As it stands, Coinbase currently gives its users an annual percentage yield (APY) of just 3.675% on Ethereum staked on the platform. However, yield rates are affected mainly by the quantity of tokens locked up through staking on each network.

Solana staking has been available for a long time via other centralised exchanges such as Binance, FTX – to mention a few – as well as self-custody wallets such as Phantom. However, Coinbase takes 25% of the staking reward that the Solana network gives out, and then doles out the rest to participating users. 

The exchange will let users withdraw their staked SOL funds at any time, with no lock-up period, under the condition that users must hold at least $1 worth of SOL.

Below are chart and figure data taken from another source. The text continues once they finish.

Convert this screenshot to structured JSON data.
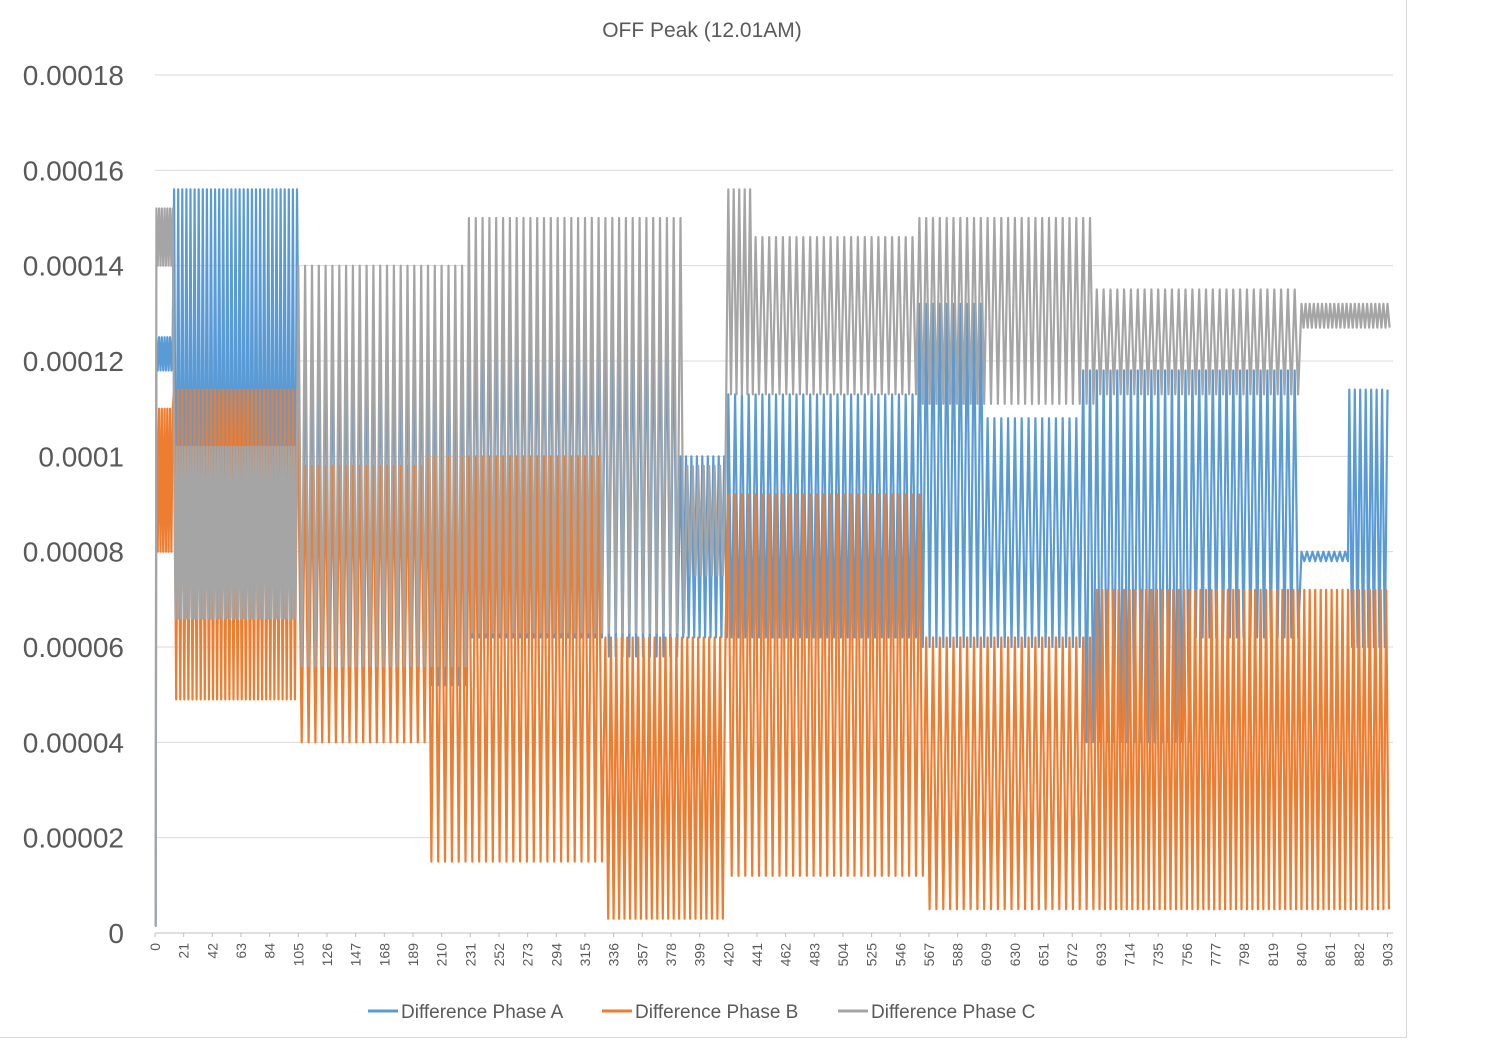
{
  "chart_data": {
    "type": "line",
    "title": "OFF Peak (12.01AM)",
    "xlabel": "",
    "ylabel": "",
    "ylim": [
      0,
      0.00018
    ],
    "yticks": [
      "0",
      "0.00002",
      "0.00004",
      "0.00006",
      "0.00008",
      "0.0001",
      "0.00012",
      "0.00014",
      "0.00016",
      "0.00018"
    ],
    "xlim": [
      0,
      907
    ],
    "xticks": [
      "0",
      "21",
      "42",
      "63",
      "84",
      "105",
      "126",
      "147",
      "168",
      "189",
      "210",
      "231",
      "252",
      "273",
      "294",
      "315",
      "336",
      "357",
      "378",
      "399",
      "420",
      "441",
      "462",
      "483",
      "504",
      "525",
      "546",
      "567",
      "588",
      "609",
      "630",
      "651",
      "672",
      "693",
      "714",
      "735",
      "756",
      "777",
      "798",
      "819",
      "840",
      "861",
      "882",
      "903"
    ],
    "grid": "horizontal",
    "legend_position": "bottom",
    "series": [
      {
        "name": "Difference Phase A",
        "color": "#5b9bd5",
        "segments": [
          {
            "from": 0,
            "to": 1,
            "low": 1.5e-06,
            "high": 1.5e-06,
            "period": 1
          },
          {
            "from": 1,
            "to": 14,
            "low": 0.000118,
            "high": 0.000125,
            "period": 2
          },
          {
            "from": 14,
            "to": 105,
            "low": 6.6e-05,
            "high": 0.000156,
            "period": 3
          },
          {
            "from": 105,
            "to": 230,
            "low": 5.2e-05,
            "high": 0.000125,
            "period": 5
          },
          {
            "from": 230,
            "to": 330,
            "low": 6.2e-05,
            "high": 0.00013,
            "period": 5
          },
          {
            "from": 330,
            "to": 385,
            "low": 5.8e-05,
            "high": 0.00013,
            "period": 5
          },
          {
            "from": 385,
            "to": 420,
            "low": 6.2e-05,
            "high": 0.0001,
            "period": 4
          },
          {
            "from": 420,
            "to": 560,
            "low": 6.2e-05,
            "high": 0.000113,
            "period": 5
          },
          {
            "from": 560,
            "to": 610,
            "low": 6e-05,
            "high": 0.000132,
            "period": 5
          },
          {
            "from": 610,
            "to": 680,
            "low": 6e-05,
            "high": 0.000108,
            "period": 5
          },
          {
            "from": 680,
            "to": 760,
            "low": 4e-05,
            "high": 0.000118,
            "period": 5
          },
          {
            "from": 760,
            "to": 840,
            "low": 6.2e-05,
            "high": 0.000118,
            "period": 5
          },
          {
            "from": 840,
            "to": 875,
            "low": 7.8e-05,
            "high": 8e-05,
            "period": 4
          },
          {
            "from": 875,
            "to": 905,
            "low": 6e-05,
            "high": 0.000114,
            "period": 4
          }
        ]
      },
      {
        "name": "Difference Phase B",
        "color": "#ed7d31",
        "segments": [
          {
            "from": 0,
            "to": 1,
            "low": 0.00011,
            "high": 0.00011,
            "period": 1
          },
          {
            "from": 1,
            "to": 14,
            "low": 8e-05,
            "high": 0.00011,
            "period": 2
          },
          {
            "from": 14,
            "to": 105,
            "low": 4.9e-05,
            "high": 0.000114,
            "period": 3
          },
          {
            "from": 105,
            "to": 200,
            "low": 4e-05,
            "high": 9.8e-05,
            "period": 5
          },
          {
            "from": 200,
            "to": 330,
            "low": 1.5e-05,
            "high": 0.0001,
            "period": 5
          },
          {
            "from": 330,
            "to": 420,
            "low": 3e-06,
            "high": 6.2e-05,
            "period": 4
          },
          {
            "from": 420,
            "to": 565,
            "low": 1.2e-05,
            "high": 9.2e-05,
            "period": 5
          },
          {
            "from": 565,
            "to": 690,
            "low": 5e-06,
            "high": 6.2e-05,
            "period": 5
          },
          {
            "from": 690,
            "to": 905,
            "low": 5e-06,
            "high": 7.2e-05,
            "period": 4
          }
        ]
      },
      {
        "name": "Difference Phase C",
        "color": "#a5a5a5",
        "segments": [
          {
            "from": 0,
            "to": 1,
            "low": 1.5e-06,
            "high": 1.5e-06,
            "period": 1
          },
          {
            "from": 1,
            "to": 14,
            "low": 0.00014,
            "high": 0.000152,
            "period": 2
          },
          {
            "from": 14,
            "to": 105,
            "low": 6.6e-05,
            "high": 0.000102,
            "period": 2
          },
          {
            "from": 105,
            "to": 230,
            "low": 5.6e-05,
            "high": 0.00014,
            "period": 5
          },
          {
            "from": 230,
            "to": 390,
            "low": 6.3e-05,
            "high": 0.00015,
            "period": 5
          },
          {
            "from": 390,
            "to": 420,
            "low": 7.5e-05,
            "high": 9.8e-05,
            "period": 4
          },
          {
            "from": 420,
            "to": 440,
            "low": 0.000113,
            "high": 0.000156,
            "period": 4
          },
          {
            "from": 440,
            "to": 560,
            "low": 0.000113,
            "high": 0.000146,
            "period": 5
          },
          {
            "from": 560,
            "to": 690,
            "low": 0.000111,
            "high": 0.00015,
            "period": 5
          },
          {
            "from": 690,
            "to": 840,
            "low": 0.000113,
            "high": 0.000135,
            "period": 5
          },
          {
            "from": 840,
            "to": 905,
            "low": 0.000127,
            "high": 0.000132,
            "period": 3
          }
        ]
      }
    ]
  }
}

Staking is a popular way to make money passively from your crypto assets without – essentially – doing anything. Staking is a way for people who own crypto to put their assets to work and earn passive income by locking them for a period of time.


Staking is like putting money in a high-yield savings account for your cryptocurrency. When you put money into a savings account, the bank usually lends that money to other people. In exchange for putting your money in the bank, you get a tiny amount of the interest that the bank makes from lending.

In the same way, when you stake your digital assets, you lock up the coins so that you can help maintain the blockchain’s liquidity. In exchange, you get rewards based on how much money you make. Most of the time, these returns are much higher than any interest rate a bank offers.